Now that the last of the green and gray panels are bolted in place, he may get that wish. The surprise is that the renovated factory emerged from the debacle with its architectural integrity intact.
Designed by the former KlingStubbins (now Jacobs), and executed by Coscia Moos Architecture, Goldtex is not a typical loft conversion. Because the concrete facade was in poor shape, the Pestronks encased it in an energy-efficient shell, giving it a vibrant, Mondrian color grid that sparkles in the sun. Jazzy and syncopated in its rhythms, it may be a little busy, but not fatally so. The panels are better quality and more eye-friendly than some similar facades now going up, like the one at 1900 Arch. Only the patchy coloration on the east facade seems arbitrary in its arrangement.
The idea of sheathing a tough old factory in slick panels initially seemed a poor choice. The appeal of a factory conversion is the authenticity transmitted by these relics of the urban past. But the Goldtex design manages to have it both ways.

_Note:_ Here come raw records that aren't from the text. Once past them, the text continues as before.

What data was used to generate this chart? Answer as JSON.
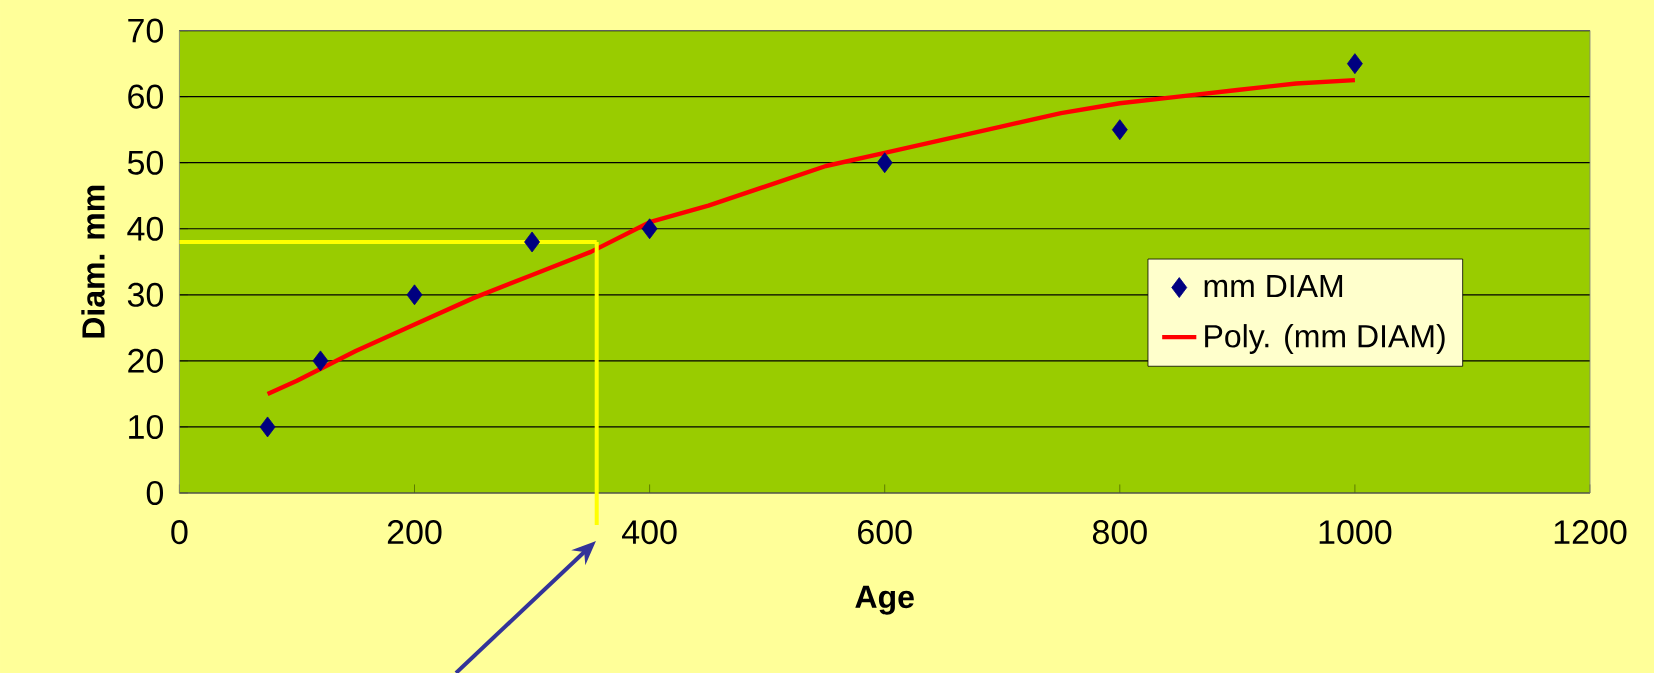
{
  "chart_data": {
    "type": "scatter",
    "xlabel": "Age",
    "ylabel": "Diam. mm",
    "xlim": [
      0,
      1200
    ],
    "ylim": [
      0,
      70
    ],
    "xticks": [
      0,
      200,
      400,
      600,
      800,
      1000,
      1200
    ],
    "yticks": [
      0,
      10,
      20,
      30,
      40,
      50,
      60,
      70
    ],
    "grid": "y",
    "legend": "right",
    "x": [
      75,
      120,
      200,
      300,
      400,
      600,
      800,
      1000
    ],
    "series": [
      {
        "name": "mm DIAM",
        "marker": "diamond",
        "color": "#000080",
        "values": [
          10,
          20,
          30,
          38,
          40,
          50,
          55,
          65
        ]
      },
      {
        "name": "Poly. (mm DIAM)",
        "type": "line",
        "marker": "none",
        "color": "#ff0000",
        "x": [
          75,
          100,
          150,
          200,
          250,
          300,
          350,
          400,
          450,
          500,
          550,
          600,
          650,
          700,
          750,
          800,
          850,
          900,
          950,
          1000
        ],
        "values": [
          15,
          17,
          21.5,
          25.5,
          29.5,
          33,
          36.5,
          41,
          43.5,
          46.5,
          49.5,
          51.5,
          53.5,
          55.5,
          57.5,
          59,
          60,
          61,
          62,
          62.5
        ]
      }
    ],
    "ref_lines": [
      {
        "axis": "y",
        "value": 38,
        "color": "#ffff00"
      },
      {
        "axis": "x",
        "value": 355,
        "color": "#ffff00"
      }
    ]
  }
}
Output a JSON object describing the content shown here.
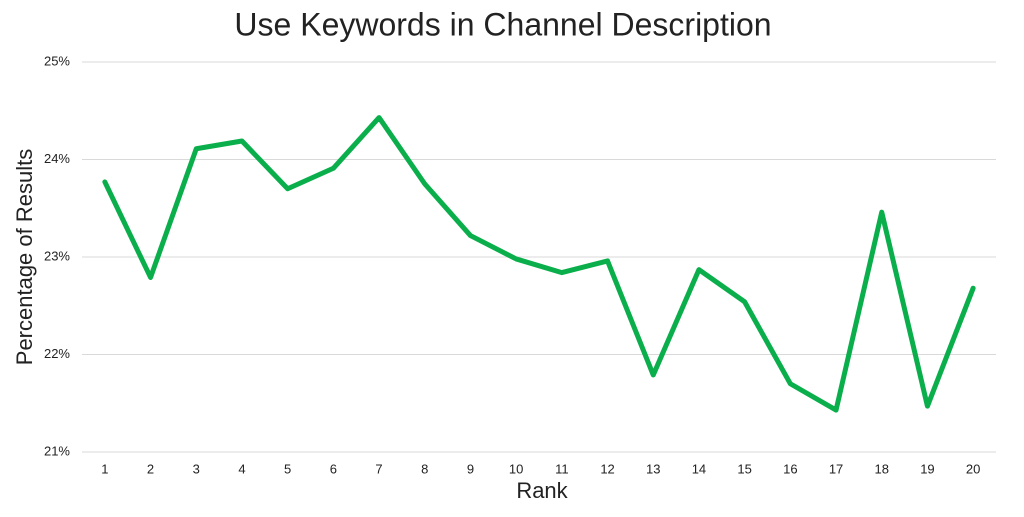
{
  "chart_data": {
    "type": "line",
    "title": "Use Keywords in Channel Description",
    "x_label": "Rank",
    "y_label": "Percentage of Results",
    "categories": [
      "1",
      "2",
      "3",
      "4",
      "5",
      "6",
      "7",
      "8",
      "9",
      "10",
      "11",
      "12",
      "13",
      "14",
      "15",
      "16",
      "17",
      "18",
      "19",
      "20"
    ],
    "series": [
      {
        "name": "Percentage of Results",
        "color": "#0aaf4c",
        "values": [
          23.77,
          22.79,
          24.11,
          24.19,
          23.7,
          23.91,
          24.43,
          23.75,
          23.22,
          22.98,
          22.84,
          22.96,
          21.79,
          22.87,
          22.54,
          21.7,
          21.43,
          23.46,
          21.47,
          22.68
        ]
      }
    ],
    "ylim": [
      21,
      25
    ],
    "yticks": [
      {
        "value": 21,
        "label": "21%"
      },
      {
        "value": 22,
        "label": "22%"
      },
      {
        "value": 23,
        "label": "23%"
      },
      {
        "value": 24,
        "label": "24%"
      },
      {
        "value": 25,
        "label": "25%"
      }
    ],
    "grid": true
  }
}
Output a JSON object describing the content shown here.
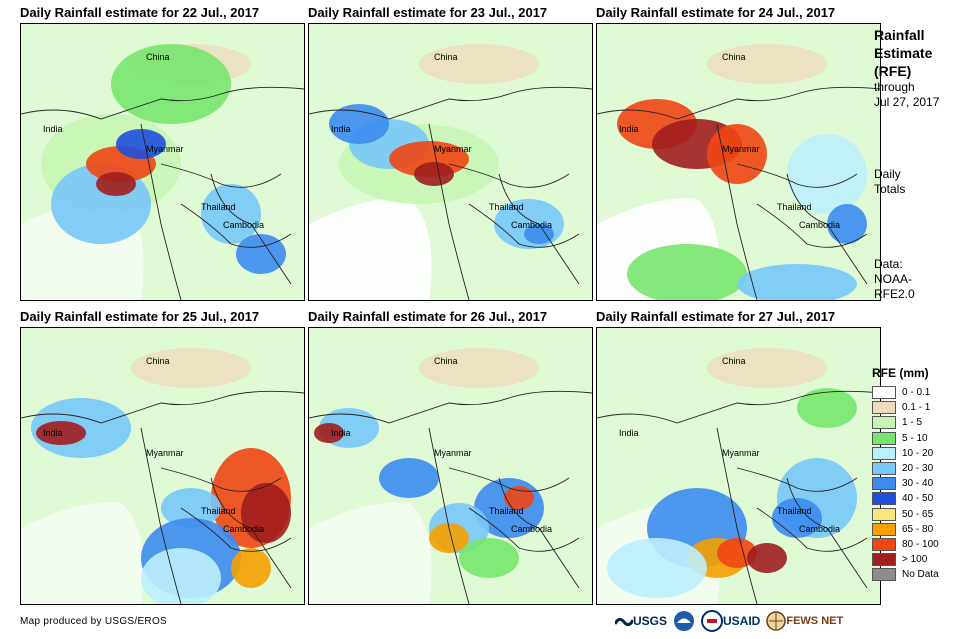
{
  "panels": [
    {
      "title": "Daily Rainfall estimate for 22 Jul., 2017"
    },
    {
      "title": "Daily Rainfall estimate for 23 Jul., 2017"
    },
    {
      "title": "Daily Rainfall estimate for 24 Jul., 2017"
    },
    {
      "title": "Daily Rainfall estimate for 25 Jul., 2017"
    },
    {
      "title": "Daily Rainfall estimate for 26 Jul., 2017"
    },
    {
      "title": "Daily Rainfall estimate for 27 Jul., 2017"
    }
  ],
  "map_labels": {
    "china": "China",
    "india": "India",
    "myanmar": "Myanmar",
    "thailand": "Thailand",
    "cambodia": "Cambodia"
  },
  "side": {
    "title_line1": "Rainfall",
    "title_line2": "Estimate",
    "title_line3": "(RFE)",
    "through": "through",
    "date": "Jul 27, 2017",
    "daily1": "Daily",
    "daily2": "Totals",
    "data1": "Data:",
    "data2": "NOAA-",
    "data3": "RFE2.0"
  },
  "legend": {
    "title": "RFE (mm)",
    "items": [
      {
        "label": "0 - 0.1",
        "color": "#ffffff"
      },
      {
        "label": "0.1 - 1",
        "color": "#eedcbf"
      },
      {
        "label": "1 - 5",
        "color": "#c8f5b4"
      },
      {
        "label": "5 - 10",
        "color": "#78e66e"
      },
      {
        "label": "10 - 20",
        "color": "#bceefc"
      },
      {
        "label": "20 - 30",
        "color": "#78c8f8"
      },
      {
        "label": "30 - 40",
        "color": "#3c8cf0"
      },
      {
        "label": "40 - 50",
        "color": "#1e50dc"
      },
      {
        "label": "50 - 65",
        "color": "#fae678"
      },
      {
        "label": "65 - 80",
        "color": "#f5a000"
      },
      {
        "label": "80 - 100",
        "color": "#f04614"
      },
      {
        "label": "> 100",
        "color": "#a01e1e"
      },
      {
        "label": "No Data",
        "color": "#8c8c8c"
      }
    ]
  },
  "credit": "Map produced by USGS/EROS",
  "logos": {
    "usgs": "USGS",
    "usaid": "USAID",
    "fews": "FEWS NET"
  }
}
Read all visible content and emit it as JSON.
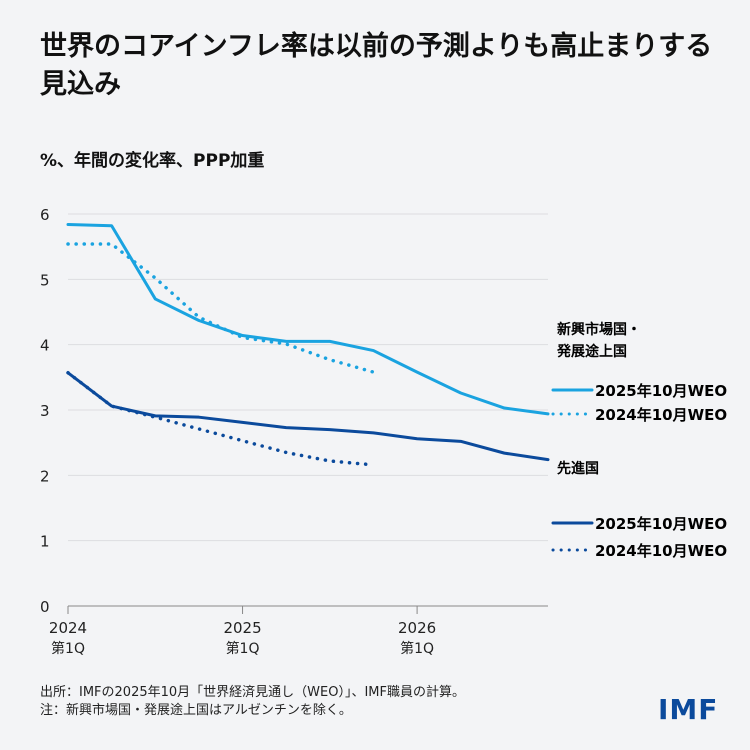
{
  "title": "世界のコアインフレ率は以前の予測よりも高止まりする見込み",
  "chart_data": {
    "type": "line",
    "ylabel": "%、年間の変化率、PPP加重",
    "ylim": [
      0,
      6
    ],
    "yticks": [
      "0",
      "1",
      "2",
      "3",
      "4",
      "5",
      "6"
    ],
    "grid": true,
    "x": [
      "2024Q1",
      "2024Q2",
      "2024Q3",
      "2024Q4",
      "2025Q1",
      "2025Q2",
      "2025Q3",
      "2025Q4",
      "2026Q1",
      "2026Q2",
      "2026Q3",
      "2026Q4"
    ],
    "xticks": [
      {
        "year": "2024",
        "q": "第1Q"
      },
      {
        "year": "2025",
        "q": "第1Q"
      },
      {
        "year": "2026",
        "q": "第1Q"
      }
    ],
    "groups": [
      {
        "name": "新興市場国・発展途上国",
        "color": "#1aa3e0",
        "series": [
          {
            "name": "2025年10月WEO",
            "style": "solid",
            "values": [
              5.84,
              5.82,
              4.7,
              4.37,
              4.14,
              4.05,
              4.05,
              3.91,
              3.58,
              3.26,
              3.03,
              2.94
            ]
          },
          {
            "name": "2024年10月WEO",
            "style": "dotted",
            "values": [
              5.54,
              5.54,
              5.02,
              4.42,
              4.11,
              4.01,
              3.77,
              3.58
            ]
          }
        ]
      },
      {
        "name": "先進国",
        "color": "#0b4a9c",
        "series": [
          {
            "name": "2025年10月WEO",
            "style": "solid",
            "values": [
              3.57,
              3.06,
              2.91,
              2.89,
              2.81,
              2.73,
              2.7,
              2.65,
              2.56,
              2.52,
              2.34,
              2.24
            ]
          },
          {
            "name": "2024年10月WEO",
            "style": "dotted",
            "values": [
              3.57,
              3.06,
              2.89,
              2.71,
              2.53,
              2.35,
              2.22,
              2.16
            ]
          }
        ]
      }
    ]
  },
  "source": "出所：IMFの2025年10月「世界経済見通し（WEO）」、IMF職員の計算。",
  "note": "注：新興市場国・発展途上国はアルゼンチンを除く。",
  "logo": "IMF"
}
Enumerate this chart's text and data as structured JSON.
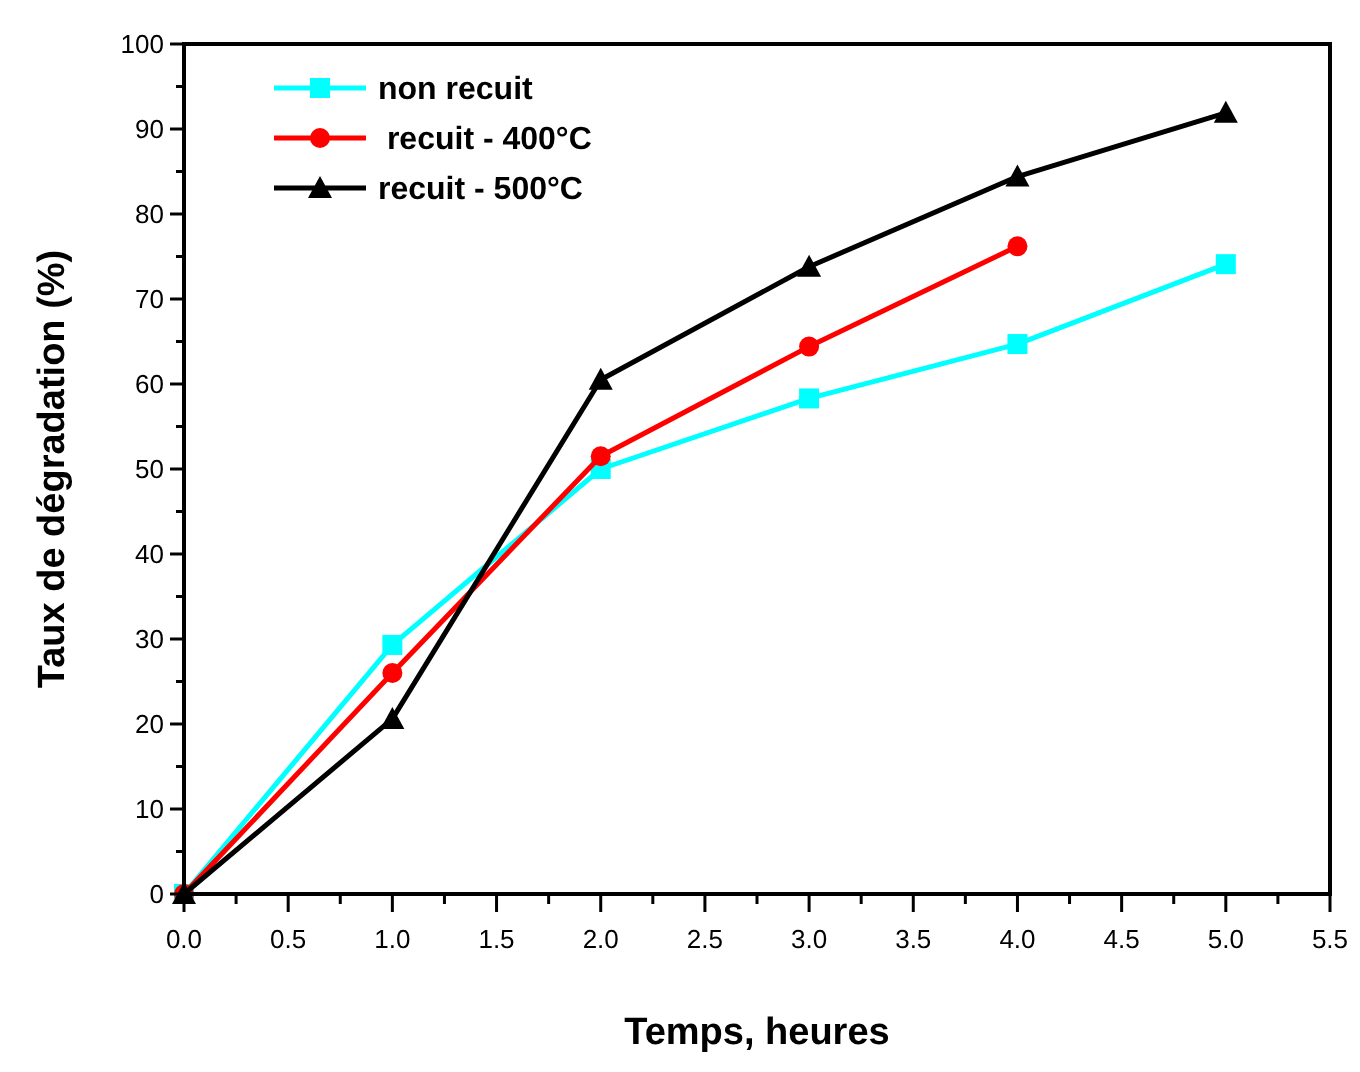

Goldtex's fresh, modern skin helps reposition the lightly settled Loft District as a credible place for upscale apartments. At the same time, the Pestronks trade on, and commodify, the neighborhood's edgy past with the strategic use of graffiti. Framed samples of works by the celebrated street artist Agua hang in the lobby signage. Espo, also known as Steve Powers, provided the sharp supergraphics for the hallway signage. The Pestronks cleverly kept a rim of authentic graffiti around the wall of the spectacular roof deck, infusing the luxe space with real street cred.
What Philadelphia didn't get out of the Goldtex fight is more realistic union rules that would enable the city to build quality housing at affordable prices. Those agreements still have to be negotiated one deal at a time. That's still the Philadelphia way.